Since entering the political world, Luna has earned a reputation as a brash, outspoken personality. She joined Turning Point USA, an advocacy group for young conservatives, as its director for Hispanic engagement. She gained a steady following online, posting her take on the political controversy of the day. Then, in 2019, she filed to run for Congress.
She won the Republican nomination, but lost to Crist in the general election by 6 points.
When Crist vacated his seat to run for governor in 2022, Luna took another run at Congress in a district redrawn by the Legislature to favor Republicans.
Her second campaign got off to a bizarre start.
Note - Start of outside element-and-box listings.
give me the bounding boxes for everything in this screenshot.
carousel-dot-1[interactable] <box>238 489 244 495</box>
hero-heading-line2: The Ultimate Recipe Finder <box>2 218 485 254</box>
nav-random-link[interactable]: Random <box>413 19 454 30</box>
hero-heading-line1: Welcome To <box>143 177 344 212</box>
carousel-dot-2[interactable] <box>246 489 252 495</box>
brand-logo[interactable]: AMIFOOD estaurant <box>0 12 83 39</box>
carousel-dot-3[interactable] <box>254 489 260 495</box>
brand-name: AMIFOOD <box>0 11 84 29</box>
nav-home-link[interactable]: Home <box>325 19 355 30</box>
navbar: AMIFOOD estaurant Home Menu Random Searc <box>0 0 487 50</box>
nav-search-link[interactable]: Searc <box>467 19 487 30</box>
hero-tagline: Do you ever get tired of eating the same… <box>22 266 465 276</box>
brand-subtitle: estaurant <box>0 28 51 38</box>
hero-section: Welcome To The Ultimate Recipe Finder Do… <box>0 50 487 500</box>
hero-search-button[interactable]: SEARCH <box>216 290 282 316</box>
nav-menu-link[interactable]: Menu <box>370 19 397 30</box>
Luna obtained a temporary stalking injunction against one of her opponents, whom she accused of plotting to kill her.
In court, a conservative activist cited a recording of a phone call in which the rival, William Braddock, called Luna vulgar names and talked about having access to a “hit squad.” A judge dismissed Luna’s stalking injunction, but warned Braddock that his behavior could be used to justify future injunctions.
Luna again won the Republican primary, then beat Democrat Eric Lynn in the general election by 8 points.
As Congress reckons with its new Republican majority in the House, Luna will have more power than usual for a first-term U.S. representative. Because of concessions negotiated by Luna’s conservative colleagues, any member can call for a vote to remove McCarthy at any time. With a fragile 222-212 majority in the House, Republicans cannot withstand more than a handful of defections if they want to pass legislation without the help of Democrats.
Luna sits on the Committee on Oversight and Accountability and the Committee on Natural Resources. So far, she’s co-sponsored a bill to allow a wall to be built along the U.S.-Mexico border, and one reinstating anyone discharged from the military for refusing to get a COVID-19 vaccine.
Luna’s office said she is focused on legislating. The disagreement with The Washington Post didn’t distract Luna’s operation, her spokesperson said.
“Not at all,” Heipel said. “We are just putting out the facts.”